Kuşatılmışları ancak bir mucize kurtarabilirdi ve bu da gerçekleşti. Saldırı için kafa karıştırıcı sinyal sistemi ölümcül bir rol oynadı - bazı birimler ilk atıştan sonra, diğerleri ise sonraki atışlardan sonra saldırıya koştu. Karanlıkta saldırganların safları birbirine karışmıştı. Alman paralı askerleri bir yerde arkalarındaki Rus Tuşinlerin çığlıklarını duydular ve onların bir sortide kuşatılmış olduklarına karar vererek onlarla savaşa girdiler. Başka bir yerde, Polonyalı sütun, atışların parlamasıyla, Tushins'in bir müfrezesinin kanattan kendisine yaklaştığını gördü ve ona da ateş açtı. Kuşatılanların topçularının savaş alanına ateş açması, ortaya çıkan kafa karışıklığını ve paniği artırdı. Kuşatanlar arasındaki çatışma, birbirlerinin kanlı bir katliamına dönüştü. Birbiri tarafından öldürülenlerin sayısı yüzlerce kişiyi buldu.

Kuşatmanın sonu

Aslında saldırganların tutarsızlığı manastır mücadelesinde bir dönüm noktası oldu. Bir tarafta Tushino halkı, diğer tarafta Polonyalılar ve paralı askerler arasında uzun süredir devam eden anlaşmazlıklar gün yüzüne çıktı. Kuşatma ordusunda bölünme meydana geldi. Birçok Tushin atamanı birliklerini Trinity-Sergius Manastırı'ndan çekti ve geri kalan müfrezelerde firar yaygınlaştı. Tushinlerin ardından yabancı paralı askerler Sapega kampından ayrıldı. Kuşatılanlar ise tam tersine, manastırın mucizevi kurtuluşunun ilahi şefaatin sonucu olduğuna ve kuşatmanın sonunun yakın olduğuna inanıyorlardı.

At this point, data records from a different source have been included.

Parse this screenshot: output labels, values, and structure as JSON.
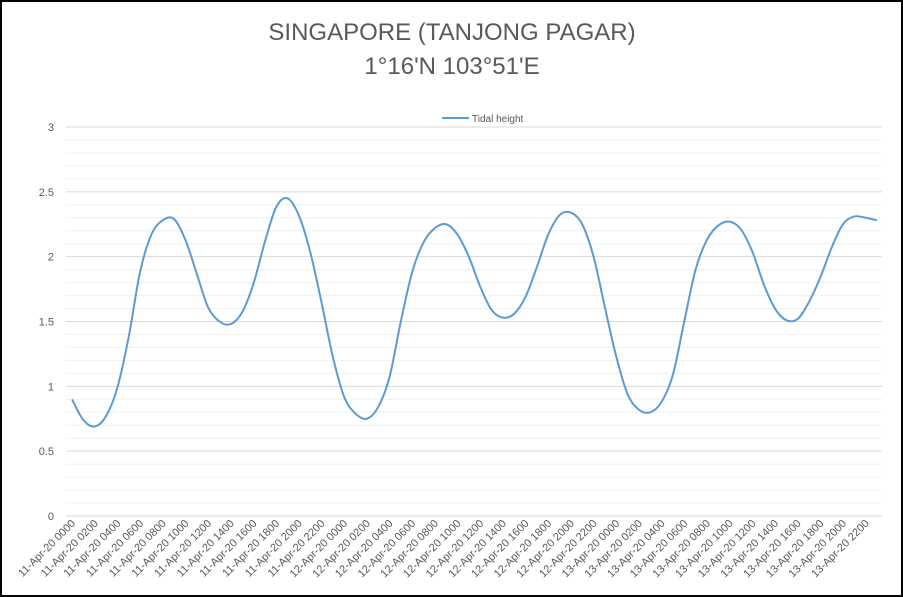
{
  "chart_data": {
    "type": "line",
    "title": "SINGAPORE (TANJONG PAGAR)",
    "subtitle": "1°16'N 103°51'E",
    "xlabel": "",
    "ylabel": "",
    "ylim": [
      0,
      3
    ],
    "y_ticks": [
      "0",
      "0.5",
      "1",
      "1.5",
      "2",
      "2.5",
      "3"
    ],
    "grid": "horizontal major every 0.5, minor every 0.1",
    "legend_position": "top",
    "color": "#5B9BD5",
    "tick_labels": [
      "11-Apr-20 0000",
      "11-Apr-20 0200",
      "11-Apr-20 0400",
      "11-Apr-20 0600",
      "11-Apr-20 0800",
      "11-Apr-20 1000",
      "11-Apr-20 1200",
      "11-Apr-20 1400",
      "11-Apr-20 1600",
      "11-Apr-20 1800",
      "11-Apr-20 2000",
      "11-Apr-20 2200",
      "12-Apr-20 0000",
      "12-Apr-20 0200",
      "12-Apr-20 0400",
      "12-Apr-20 0600",
      "12-Apr-20 0800",
      "12-Apr-20 1000",
      "12-Apr-20 1200",
      "12-Apr-20 1400",
      "12-Apr-20 1600",
      "12-Apr-20 1800",
      "12-Apr-20 2000",
      "12-Apr-20 2200",
      "13-Apr-20 0000",
      "13-Apr-20 0200",
      "13-Apr-20 0400",
      "13-Apr-20 0600",
      "13-Apr-20 0800",
      "13-Apr-20 1000",
      "13-Apr-20 1200",
      "13-Apr-20 1400",
      "13-Apr-20 1600",
      "13-Apr-20 1800",
      "13-Apr-20 2000",
      "13-Apr-20 2200"
    ],
    "series": [
      {
        "name": "Tidal height",
        "values": [
          0.9,
          0.74,
          0.69,
          0.77,
          0.99,
          1.38,
          1.88,
          2.17,
          2.28,
          2.29,
          2.13,
          1.87,
          1.61,
          1.5,
          1.48,
          1.57,
          1.79,
          2.11,
          2.38,
          2.45,
          2.32,
          2.04,
          1.65,
          1.23,
          0.92,
          0.79,
          0.75,
          0.84,
          1.07,
          1.5,
          1.88,
          2.11,
          2.22,
          2.25,
          2.17,
          2.0,
          1.77,
          1.59,
          1.53,
          1.56,
          1.69,
          1.92,
          2.17,
          2.32,
          2.34,
          2.25,
          2.0,
          1.61,
          1.23,
          0.94,
          0.82,
          0.8,
          0.88,
          1.09,
          1.5,
          1.9,
          2.13,
          2.24,
          2.27,
          2.21,
          2.04,
          1.79,
          1.6,
          1.51,
          1.52,
          1.65,
          1.84,
          2.07,
          2.25,
          2.31,
          2.3,
          2.28
        ]
      }
    ]
  }
}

1609 sonbaharında Prens Mikhail Skopin-Shuisky'nin Rus birlikleri Tushino halkına ve Polonyalılara bir dizi yenilgi yaşattı ve ardından Moskova'ya karşı bir saldırı başlattılar. Güçlerin bir kısmı Sapieha'nın ordusuyla savaşmak ve onu kendi kampında engellemek için tahsis edildi. Kuşatılanlarla kurtarmaya giden birlikler arasında düzenli iletişim yeniden sağlandı.

19 Ekim 1609 ve 4 Ocak 1610'da savunucular takviye aldı: Voivode Zherebtsov (900 kişi) ve Grigory Valuev'den (500 kişi) okçuların müfrezeleri manastıra girdi. Güçlendirilmiş garnizon aktif askeri operasyonlara başladı. Baskınlardan birinde okçular Sapieha'nın kampının ahşap surlarını ateşe verdi. Düşmanın sayısal üstünlüğü kampa girmelerine izin vermiyordu ama mücadelenin sonucu çoktan belli olmuştu. Mikhail Skopin-Shuisky'nin birliklerinin Novgorod'dan manastıra hareketini bilen Sapieha, kuşatmanın hızla kaldırılmasını emretti. 12 Ocak 1610'da Polonya-Litvanya birlikleri manastırdan Dmitrov'a doğru ilerledi. Orada, vali Ivan Kurakin'in Rus müfrezesi tarafından ele geçirildiler ve mağlup oldular. Sonuç olarak Sapieha, 1000'den biraz fazla kişiyi False Dmitry II'ye geri getirdi.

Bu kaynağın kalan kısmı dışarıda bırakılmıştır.